Netzwirtschaft

Netzwirtschaft

Die Digitalisierung erfasst immer mehr Lebensbereiche. Wie sie sich auf Menschen und Märkte auswirkt, beleuchtet das Netzwirtschaft-Blog auf FAZ.NET.

Ebay ändert Gebührenstruktur und setzt auf Festpreise

10 Jahre stand Meg Whitman an der Spitze von Ebay. In den ersten sieben Jahren hat sie alles richtig gemacht, doch dann verließ sie das Glück. Das Wachstum ließ nach, der Börsenkurs halbierte sich. Jetzt wechselt Whitman in den Verwaltungsrat und übergibt an John Donahoe, den Chef des Auktionsgeschäftes. Der will die Gebührenstruktur ändern und das Festpreisangebot ausbauen.
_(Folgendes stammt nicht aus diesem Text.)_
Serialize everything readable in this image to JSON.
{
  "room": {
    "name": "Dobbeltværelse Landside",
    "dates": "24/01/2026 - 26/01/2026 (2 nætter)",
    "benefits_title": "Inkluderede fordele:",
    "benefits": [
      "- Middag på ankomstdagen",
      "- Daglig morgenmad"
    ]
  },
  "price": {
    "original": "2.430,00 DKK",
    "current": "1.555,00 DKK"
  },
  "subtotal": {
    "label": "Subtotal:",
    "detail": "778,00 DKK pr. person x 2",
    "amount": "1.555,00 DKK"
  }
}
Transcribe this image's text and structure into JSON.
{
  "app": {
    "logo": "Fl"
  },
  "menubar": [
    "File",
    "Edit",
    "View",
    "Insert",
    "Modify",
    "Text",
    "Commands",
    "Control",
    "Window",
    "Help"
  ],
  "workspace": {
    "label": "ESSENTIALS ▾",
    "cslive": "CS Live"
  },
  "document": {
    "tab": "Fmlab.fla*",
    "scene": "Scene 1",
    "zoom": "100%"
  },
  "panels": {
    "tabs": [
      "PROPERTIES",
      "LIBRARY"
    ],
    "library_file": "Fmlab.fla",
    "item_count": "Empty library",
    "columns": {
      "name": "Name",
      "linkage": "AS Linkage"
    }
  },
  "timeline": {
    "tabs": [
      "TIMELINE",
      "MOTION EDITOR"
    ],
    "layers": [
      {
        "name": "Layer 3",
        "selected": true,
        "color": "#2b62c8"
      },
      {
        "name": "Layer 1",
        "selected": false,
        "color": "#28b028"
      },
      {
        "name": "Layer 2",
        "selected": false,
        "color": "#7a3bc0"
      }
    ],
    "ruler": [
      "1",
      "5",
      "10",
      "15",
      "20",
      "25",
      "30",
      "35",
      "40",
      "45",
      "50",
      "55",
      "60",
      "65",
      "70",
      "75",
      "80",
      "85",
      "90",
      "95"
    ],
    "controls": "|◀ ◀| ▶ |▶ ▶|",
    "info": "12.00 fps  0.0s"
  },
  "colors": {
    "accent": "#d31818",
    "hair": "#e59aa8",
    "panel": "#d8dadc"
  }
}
Nach dem Wechsel an der Unternehmensspitze will der neue Ebay-Chef John Donahoe hart durchgreifen. Er will die Gebührenstruktur erheblich verändern. Außerdem will er ein größeres Gewicht auf den Verkauf von Waren legen, die zu Festpreisen und nicht im Rahmen der traditionellen Ebay-Auktionen gehandelt werden. Dieses Festpreisgeschäft ist nach den Worten von Donahoe besonders stark gewachsen und steht heute für mehr als 40 Prozent des gesamten Transaktionsvolumens.

Zuvor hat Whitman, die Ebay zehn Jahre geleitet und in dieser Zeit groß gemacht hat, noch einmal gute Quartalszahlen vorgelegt, aber mit einem sehr zurückhaltenden Ausblick auf 2008 für einen Kurssturz gesorgt.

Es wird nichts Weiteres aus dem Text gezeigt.